La religion de Salem fut révérée comme une tradition par les Kénites et diverses autres tribus cananéennes. L'un des buts de l'incarnation de Melchizédek était de développer une religion d'un Dieu unique de manière à préparer la voie à l'incarnation d'un Fils de ce Dieu unique. Micaël ne pouvait guère venir sur Urantia avant qu'il y existât un peuple croyant au Père Universel et chez lequel ce Fils puisse apparaître.
La religion de Salem persista chez les Kénites de Palestine en tant que credo, et cette religion, telle que les Hébreux l'adoptèrent plus tard, fut influencée d'abord par les enseignements moraux égyptiens, ensuite par la pensée théologique, babylonienne, et enfin par les conceptions iraniennes du bien et du mal. En fait, la religion hébraïque est fondée sur l'alliance entre Abraham et Machiventa Melchizédek, mais évolutionnairement elle est la conséquence de nombreuses circonstances dues à des situations extraordinaires; et culturellement elle a fait de larges emprunts à la religion, à la moralité, et à la philosophie de tout le Moyen-Orient. C'est par la religion hébraïque qu'une grande partie de la moralité et de la pensée religieuse de l'Egypte, de la Mésopotamie, et de l'Iran fut transmise aux peuples occidentaux.

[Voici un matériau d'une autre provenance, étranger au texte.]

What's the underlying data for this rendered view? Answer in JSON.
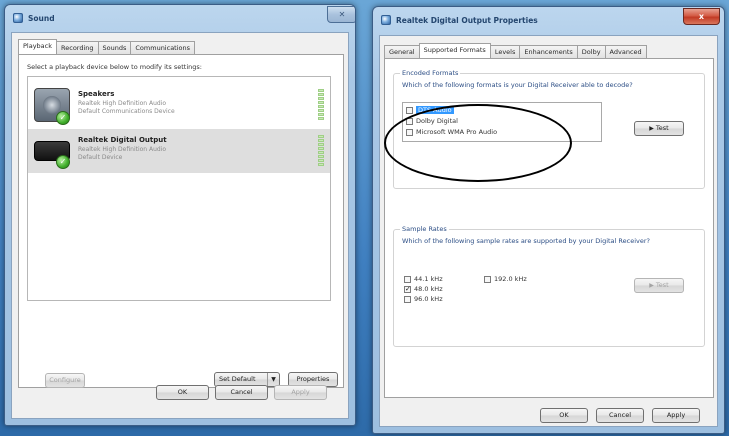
{
  "sound_window": {
    "title": "Sound",
    "tabs": [
      "Playback",
      "Recording",
      "Sounds",
      "Communications"
    ],
    "instruction": "Select a playback device below to modify its settings:",
    "devices": [
      {
        "name": "Speakers",
        "line1": "Realtek High Definition Audio",
        "line2": "Default Communications Device",
        "selected": false,
        "icon": "speaker-icon"
      },
      {
        "name": "Realtek Digital Output",
        "line1": "Realtek High Definition Audio",
        "line2": "Default Device",
        "selected": true,
        "icon": "digital-output-icon"
      }
    ],
    "configure_label": "Configure",
    "set_default_label": "Set Default",
    "properties_label": "Properties",
    "ok_label": "OK",
    "cancel_label": "Cancel",
    "apply_label": "Apply"
  },
  "props_window": {
    "title": "Realtek Digital Output Properties",
    "close_label": "x",
    "tabs": [
      "General",
      "Supported Formats",
      "Levels",
      "Enhancements",
      "Dolby",
      "Advanced"
    ],
    "encoded_formats": {
      "label": "Encoded Formats",
      "description": "Which of the following formats is your Digital Receiver able to decode?",
      "items": [
        {
          "label": "DTS Audio",
          "checked": false,
          "highlighted": true
        },
        {
          "label": "Dolby Digital",
          "checked": false,
          "highlighted": false
        },
        {
          "label": "Microsoft WMA Pro Audio",
          "checked": false,
          "highlighted": false
        }
      ],
      "test_label": "Test"
    },
    "sample_rates": {
      "label": "Sample Rates",
      "description": "Which of the following sample rates are supported by your Digital Receiver?",
      "items": [
        {
          "label": "44.1 kHz",
          "checked": false
        },
        {
          "label": "48.0 kHz",
          "checked": true
        },
        {
          "label": "96.0 kHz",
          "checked": false
        },
        {
          "label": "192.0 kHz",
          "checked": false
        }
      ],
      "test_label": "Test"
    },
    "ok_label": "OK",
    "cancel_label": "Cancel",
    "apply_label": "Apply"
  }
}
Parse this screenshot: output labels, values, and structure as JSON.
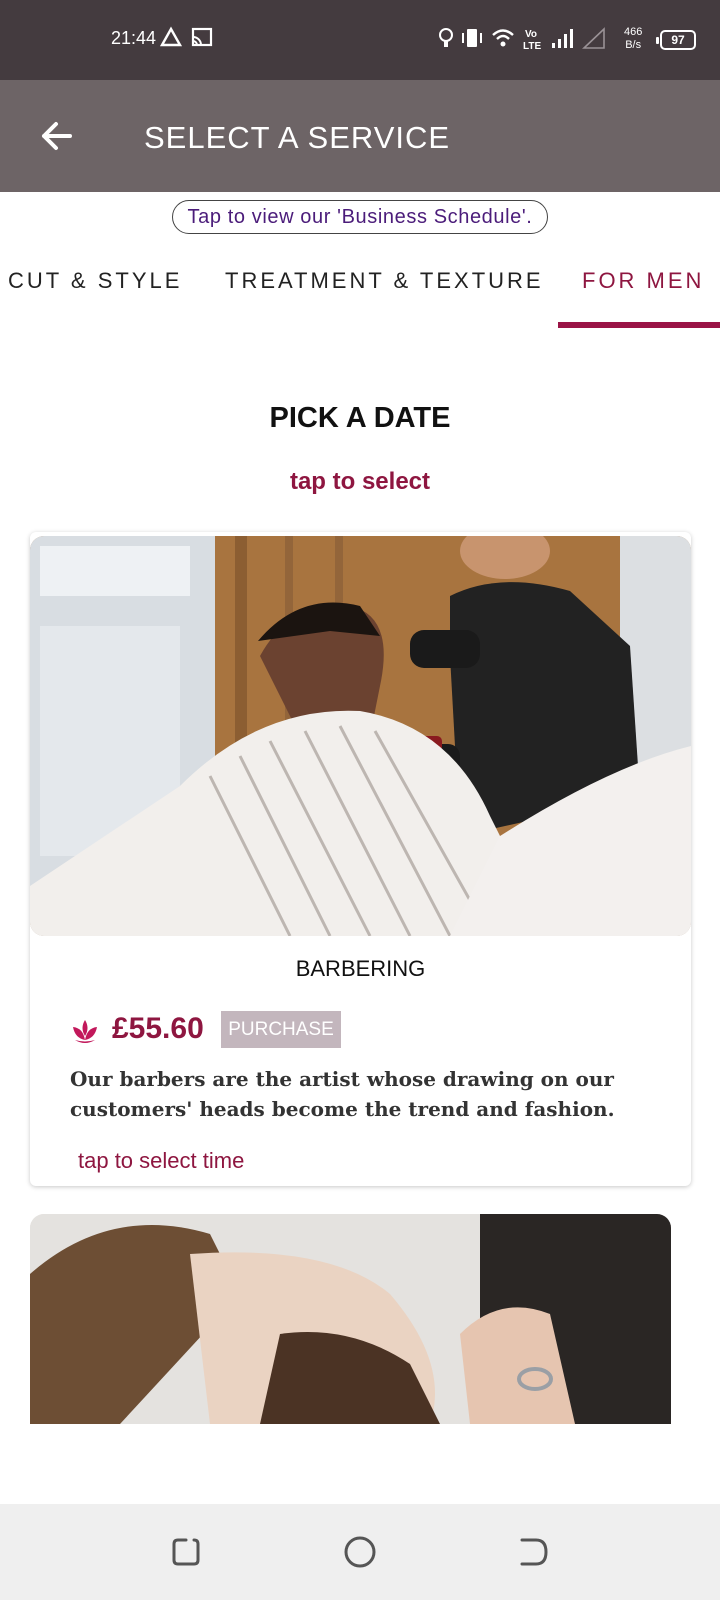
{
  "status_bar": {
    "time": "21:44",
    "net_speed_value": "466",
    "net_speed_unit": "B/s",
    "battery": "97",
    "icons": [
      "drive-icon",
      "cast-icon",
      "bulb-icon",
      "vibrate-icon",
      "wifi-icon",
      "volte-icon",
      "signal-icon",
      "signal-empty-icon"
    ]
  },
  "app_bar": {
    "title": "SELECT A SERVICE",
    "back_icon": "arrow-left-icon"
  },
  "schedule_link": "Tap to view our 'Business Schedule'.",
  "tabs": [
    {
      "label": "CUT & STYLE",
      "active": false
    },
    {
      "label": "TREATMENT & TEXTURE",
      "active": false
    },
    {
      "label": "FOR MEN",
      "active": true
    }
  ],
  "pick_date": {
    "heading": "PICK A DATE",
    "action": "tap to select"
  },
  "services": [
    {
      "name": "BARBERING",
      "price": "£55.60",
      "purchase_label": "PURCHASE",
      "description": "Our barbers are the artist whose drawing on our customers' heads become the trend and fashion.",
      "time_action": "tap to select time",
      "icon": "lotus-icon"
    }
  ],
  "colors": {
    "accent": "#8e1640",
    "status_bar": "#443b3f",
    "app_bar": "#6d6466",
    "purchase_bg": "#c3b6bd"
  },
  "nav_bar": {
    "icons": [
      "recents-icon",
      "home-icon",
      "back-icon"
    ]
  }
}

1. -- LES CONCEPTS DE LA DÉITÉ CHEZ LES SÉMITES
Les premiers Sémites considéraient chaque objet comme habité par un esprit. Il avait les esprits du monde animal et du monde végétal, les esprits des saisons, le seigneur de la progéniture, les esprits du feu, de l'eau, et de l'air, bref un véritable panthéon d'esprits à craindre et à adorer. Les enseignements de Melchizédek concernant un Créateur Universel ne détruisirent jamais complètement la croyance à ces esprits subordonnés ou dieux de la nature.
Le progrès des Hébreux, commençant par le polythéisme, continuant par l'hénothéisme, et arrivant au monothéisme, ne fut pas un développement conceptuel ininterrompu et continu. Ils subirent bien des régressions dans l'évolution de leurs concepts de la Déité, et par ailleurs, à toutes les époques, il exista des idées variables sur Dieu chez différents groupes de Sémites croyants. Ils appliquèrent successivement de nombreuses dénominations à leurs concepts de Dieu et, pour éviter la confusion, nous allons définir ces divers noms de la Déité tels qu'ils se rapportent à l'évolution de la théologie juive.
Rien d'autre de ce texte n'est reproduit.